🤖 AI Summary
This work proposes a multimodal large language model (LLM)-based approach for nationwide automated building condition assessment, significantly reducing reliance on extensive human annotation. By fine-tuning the Gemma-3 27B model on a small set of human-labeled data and incorporating Google Street View imagery, the method achieves predictions highly aligned with human judgments—outperforming individual annotators in both Spearman’s rank correlation coefficient (SRCC) and Pearson’s linear correlation coefficient (PLCC). It pioneers the application of multimodal LLMs to built environment attribute evaluation and employs knowledge distillation to develop a lightweight 4B model that retains performance while tripling inference speed.

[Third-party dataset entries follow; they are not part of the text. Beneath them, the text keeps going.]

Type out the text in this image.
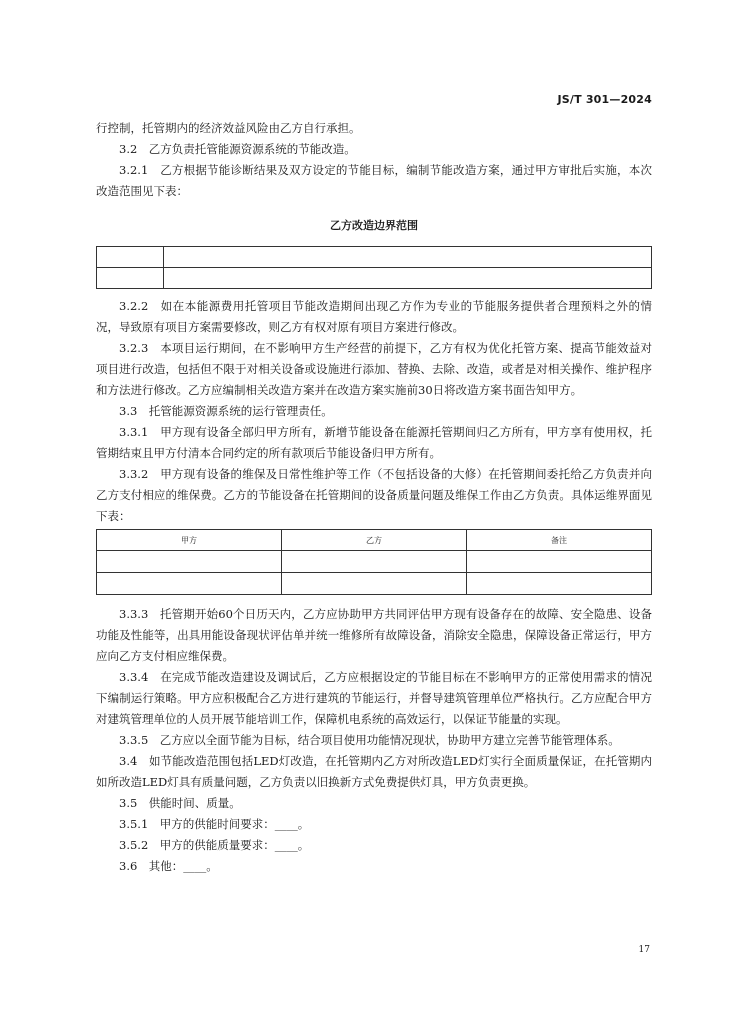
JS/T 301—2024

行控制，托管期内的经济效益风险由乙方自行承担。

3.2　乙方负责托管能源资源系统的节能改造。

3.2.1　乙方根据节能诊断结果及双方设定的节能目标，编制节能改造方案，通过甲方审批后实施，本次改造范围见下表：

乙方改造边界范围

3.2.2　如在本能源费用托管项目节能改造期间出现乙方作为专业的节能服务提供者合理预料之外的情况，导致原有项目方案需要修改，则乙方有权对原有项目方案进行修改。

3.2.3　本项目运行期间，在不影响甲方生产经营的前提下，乙方有权为优化托管方案、提高节能效益对项目进行改造，包括但不限于对相关设备或设施进行添加、替换、去除、改造，或者是对相关操作、维护程序和方法进行修改。乙方应编制相关改造方案并在改造方案实施前30日将改造方案书面告知甲方。

3.3　托管能源资源系统的运行管理责任。

3.3.1　甲方现有设备全部归甲方所有，新增节能设备在能源托管期间归乙方所有，甲方享有使用权，托管期结束且甲方付清本合同约定的所有款项后节能设备归甲方所有。

3.3.2　甲方现有设备的维保及日常性维护等工作（不包括设备的大修）在托管期间委托给乙方负责并向乙方支付相应的维保费。乙方的节能设备在托管期间的设备质量问题及维保工作由乙方负责。具体运维界面见下表：

甲方	乙方	备注

3.3.3　托管期开始60个日历天内，乙方应协助甲方共同评估甲方现有设备存在的故障、安全隐患、设备功能及性能等，出具用能设备现状评估单并统一维修所有故障设备，消除安全隐患，保障设备正常运行，甲方应向乙方支付相应维保费。

3.3.4　在完成节能改造建设及调试后，乙方应根据设定的节能目标在不影响甲方的正常使用需求的情况下编制运行策略。甲方应积极配合乙方进行建筑的节能运行，并督导建筑管理单位严格执行。乙方应配合甲方对建筑管理单位的人员开展节能培训工作，保障机电系统的高效运行，以保证节能量的实现。

3.3.5　乙方应以全面节能为目标，结合项目使用功能情况现状，协助甲方建立完善节能管理体系。

3.4　如节能改造范围包括LED灯改造，在托管期内乙方对所改造LED灯实行全面质量保证，在托管期内如所改造LED灯具有质量问题，乙方负责以旧换新方式免费提供灯具，甲方负责更换。

3.5　供能时间、质量。

3.5.1　甲方的供能时间要求：____。

3.5.2　甲方的供能质量要求：____。

3.6　其他：____。

17
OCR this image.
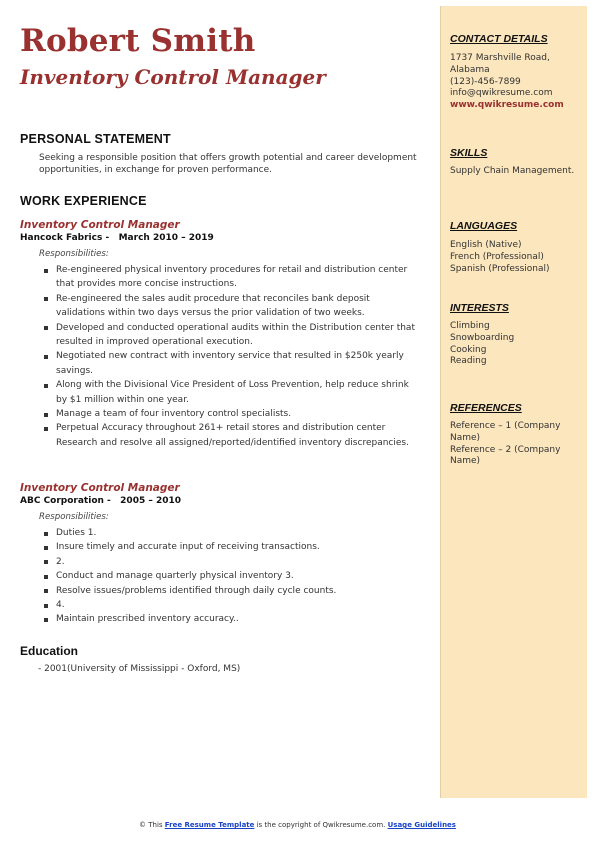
Robert Smith
Inventory Control Manager
PERSONAL STATEMENT
Seeking a responsible position that offers growth potential and career development opportunities, in exchange for proven performance.
WORK EXPERIENCE
Inventory Control Manager
Hancock Fabrics -   March 2010 – 2019
Responsibilities:
Re-engineered physical inventory procedures for retail and distribution center that provides more concise instructions.
Re-engineered the sales audit procedure that reconciles bank deposit validations within two days versus the prior validation of two weeks.
Developed and conducted operational audits within the Distribution center that resulted in improved operational execution.
Negotiated new contract with inventory service that resulted in $250k yearly savings.
Along with the Divisional Vice President of Loss Prevention, help reduce shrink by $1 million within one year.
Manage a team of four inventory control specialists.
Perpetual Accuracy throughout 261+ retail stores and distribution center Research and resolve all assigned/reported/identified inventory discrepancies.
Inventory Control Manager
ABC Corporation -   2005 – 2010
Responsibilities:
Duties 1.
Insure timely and accurate input of receiving transactions.
2.
Conduct and manage quarterly physical inventory 3.
Resolve issues/problems identified through daily cycle counts.
4.
Maintain prescribed inventory accuracy..
Education
- 2001(University of Mississippi - Oxford, MS)
CONTACT DETAILS
1737 Marshville Road,
Alabama
(123)-456-7899
info@qwikresume.com
www.qwikresume.com
SKILLS
Supply Chain Management.
LANGUAGES
English (Native)
French (Professional)
Spanish (Professional)
INTERESTS
Climbing
Snowboarding
Cooking
Reading
REFERENCES
Reference – 1 (Company Name)
Reference – 2 (Company Name)
© This Free Resume Template is the copyright of Qwikresume.com. Usage Guidelines
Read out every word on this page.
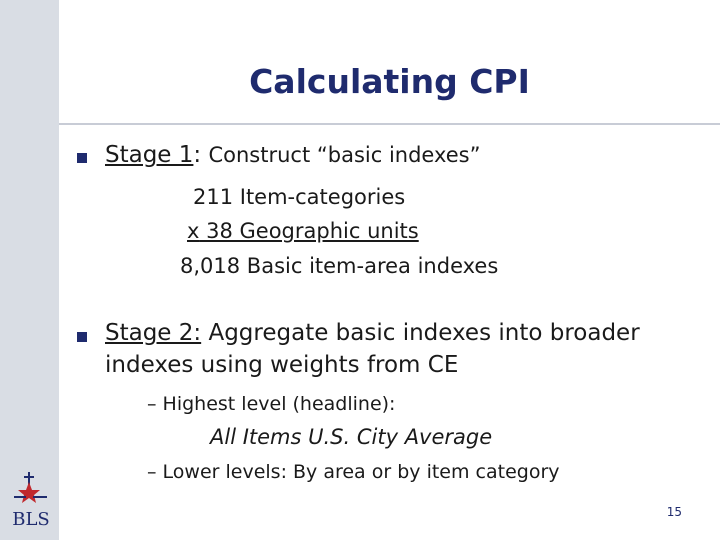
Calculating CPI
Stage 1: Construct “basic indexes”
211 Item-categories
x 38 Geographic units
8,018 Basic item-area indexes
Stage 2: Aggregate basic indexes into broader
indexes using weights from CE
– Highest level (headline):
All Items U.S. City Average
– Lower levels: By area or by item category
BLS	15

Further integration with EfficientNetV2-M and SwinV2-B yields a 30-fold acceleration. An accompanying visualization dashboard facilitates downstream analysis, advancing interpretable AI applications in urban governance.
📝 Abstract
We present a novel framework for automatically evaluating building conditions nationwide in the United States by leveraging large language models (LLMs) and Google Street View (GSV) imagery. By fine-tuning Gemma 3 27B on a modest human-labeled dataset, our approach achieves strong alignment with human mean opinion scores (MOS), outperforming even individual raters on SRCC and PLCC relative to the MOS benchmark. To enhance efficiency, we apply knowledge distillation, transferring the capabilities of Gemma 3 27B to a smaller Gemma 3 4B model that achieves comparable performance with a 3x speedup. Further, we distill the knowledge into a CNN-based model (EfficientNetV2-M) and a transformer (SwinV2-B), delivering close performance while achieving a 30x speed gain. Furthermore, we investigate LLMs' capabilities for assessing an extensive list of built environment and housing attributes through a human-AI alignment study and develop a visualization dashboard that integrates LLM assessment outcomes for downstream analysis by homeowners. Our framework offers a flexible and efficient solution for large-scale building condition assessment, enabling high accuracy with minimal human labeling effort.